虽然皇帝没有说,但是在这宫规森严的皇宫中,皇帝蹲下了,这剩下的人,还有谁敢站着?
除了自己身边的莲夏,微微的扶着自己,也是半蹲着的。
“娘娘,您醒了?”
“嗯。”云稀晕晕乎乎的,微微的应道。
“有没有好一些?”楚子策轻轻的问道。
云稀看到这样的楚子策,心里很不是滋味,现在,她是真的不想要见到眼前的这个人。不管他是用什么样的姿态出现。
转念间,云稀突然的想到了昨晚的事情,一把就握住了楚子策的臂膀,有些着急的问道,“这里,是不是有一具尸体?”
“嗯。”楚子策将云稀的小腿放下,轻轻的应道。搀着云稀,想要将云稀扶起来。
云稀却管不了那么许多的事情,直接的撑着莲夏的胳膊就站了起来,“让我看一下好不好?”
她没有看清楚凶手长什么样子,这受害者,总应该让她知道是谁吧?
楚子策有些犹豫,死者的死状极惨,他并不希望云稀看到,也不希望云稀参与到这件事情中去。
“尸体在哪里?”云稀见楚子策不理她,直接的冲着旁边的莲夏问过去。
他们一看就是刚来的样子,这尸体,必然的还在附近,肯定的还没有来得及送走。
莲夏有些为难,皱着眉头,下意识的看着楚子策,征求着皇帝的意见。
这种时候的楚子策,不是非常的敢违拗云稀的心意,想到之前云稀曾用何析的身份,衙门里面待了那么久,也就没有继续的阻拦下去了。
只微微的点了点头。
随即,莲夏的手指朝着云稀的身后一指,“娘娘,就在您的身后。”
“我去看一下。”云稀转身。
莲夏却是一把拉住了云稀,“娘娘,您还是,不要去了吧。”
那尸体的情形,实在是太可怕了。
“没事。”云稀一把按住了莲夏,径直的过去了。
这空气中的浓重的血腥味,在这秋季的早晨,显得不是那么的浓烈,身后的杂草丛中,微微遮掩着的,是一名穿着宫装的女子。

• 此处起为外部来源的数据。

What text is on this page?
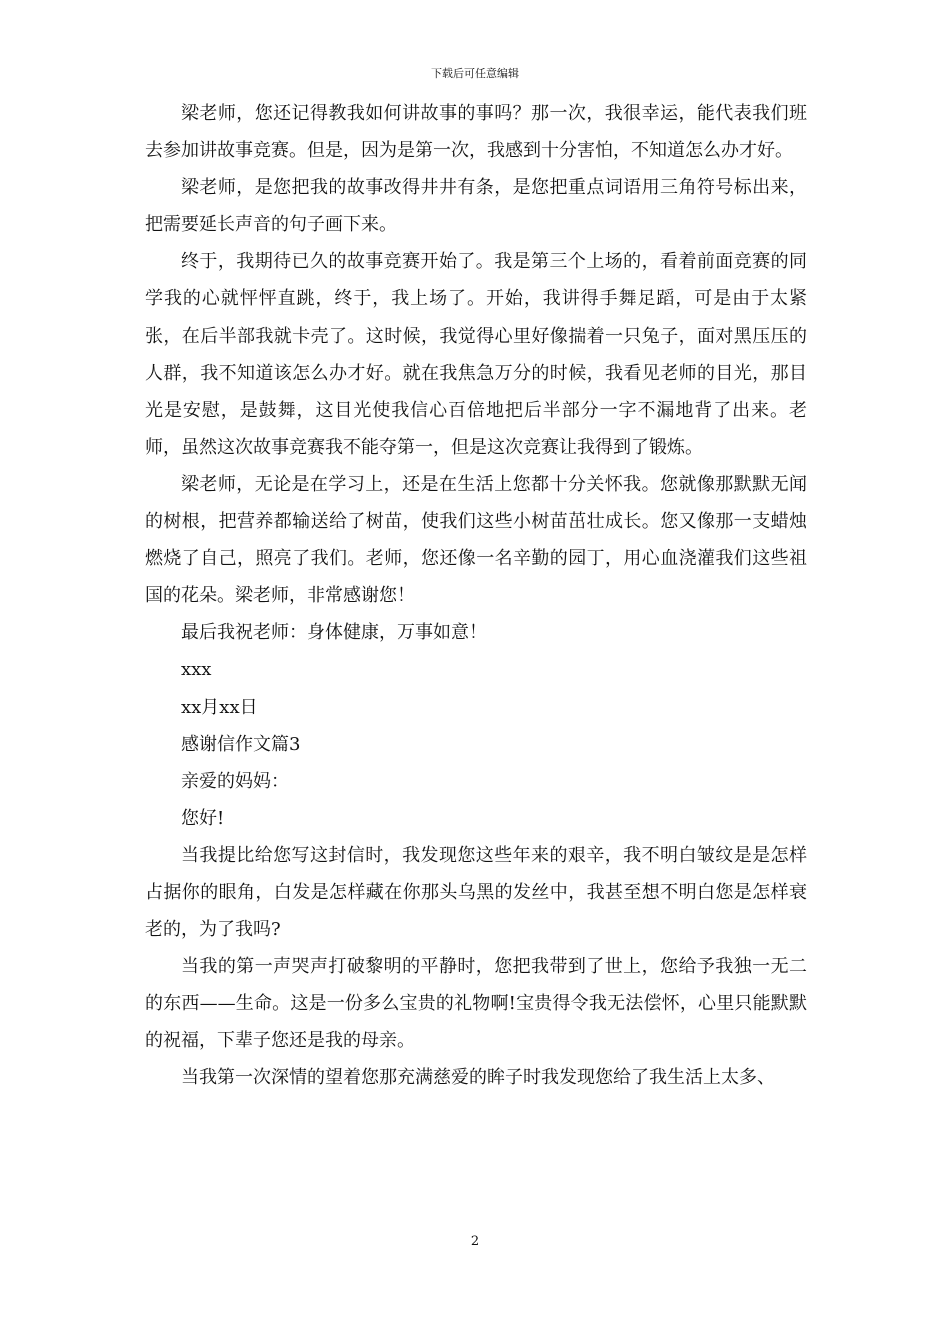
下载后可任意编辑

梁老师，您还记得教我如何讲故事的事吗？那一次，我很幸运，能代表我们班去参加讲故事竞赛。但是，因为是第一次，我感到十分害怕，不知道怎么办才好。

梁老师，是您把我的故事改得井井有条，是您把重点词语用三角符号标出来，把需要延长声音的句子画下来。

终于，我期待已久的故事竞赛开始了。我是第三个上场的，看着前面竞赛的同学我的心就怦怦直跳，终于，我上场了。开始，我讲得手舞足蹈，可是由于太紧张，在后半部我就卡壳了。这时候，我觉得心里好像揣着一只兔子，面对黑压压的人群，我不知道该怎么办才好。就在我焦急万分的时候，我看见老师的目光，那目光是安慰，是鼓舞，这目光使我信心百倍地把后半部分一字不漏地背了出来。老师，虽然这次故事竞赛我不能夺第一，但是这次竞赛让我得到了锻炼。

梁老师，无论是在学习上，还是在生活上您都十分关怀我。您就像那默默无闻的树根，把营养都输送给了树苗，使我们这些小树苗茁壮成长。您又像那一支蜡烛燃烧了自己，照亮了我们。老师，您还像一名辛勤的园丁，用心血浇灌我们这些祖国的花朵。梁老师，非常感谢您！

最后我祝老师：身体健康，万事如意！

xxx

xx月xx日

感谢信作文篇3

亲爱的妈妈：

您好!

当我提比给您写这封信时，我发现您这些年来的艰辛，我不明白皱纹是是怎样占据你的眼角，白发是怎样藏在你那头乌黑的发丝中，我甚至想不明白您是怎样衰老的，为了我吗?

当我的第一声哭声打破黎明的平静时，您把我带到了世上，您给予我独一无二的东西——生命。这是一份多么宝贵的礼物啊!宝贵得令我无法偿怀，心里只能默默的祝福，下辈子您还是我的母亲。

当我第一次深情的望着您那充满慈爱的眸子时我发现您给了我生活上太多、

2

云稀的心跳声,慢慢的变得越来的越浓烈起来,一颗心就像是要从喉间跳出来一样,这女子的身形,她不是很清楚,但是这女子的衣物,她却知道不是一般的人可以穿的了的。
“这死的人,是谁?”云稀的声音,慢慢的传了过来。
楚子策站在云稀的背后,没有说话。莲夏得到楚子策的示意,开口道,“娘娘,这是年将军的女儿,年以荷。”
年以荷?年以荷?
很熟悉的名字。
是皇帝,新晋的妃子,年以荷?
怎么会是她?
云稀慢慢的蹲下身子,将遮盖在年以荷身上的东西拿掉了,一张面目全非,血肉模糊的脸颊,一下子的就跳入了云稀的眼中。云稀没有见过年以荷原来的样子,但是眼前的这个,确实的是让云稀有些难以招架。
年以荷的脸上,被横七竖八的,划了好几道很深的伤口,眼睛的位置,已经被挖空,只留下两个血窟窿。身上的伤口横七竖八,更加是数都数不清。
云稀下意识的捂住了自己的口鼻,胃里面有些犯恶心。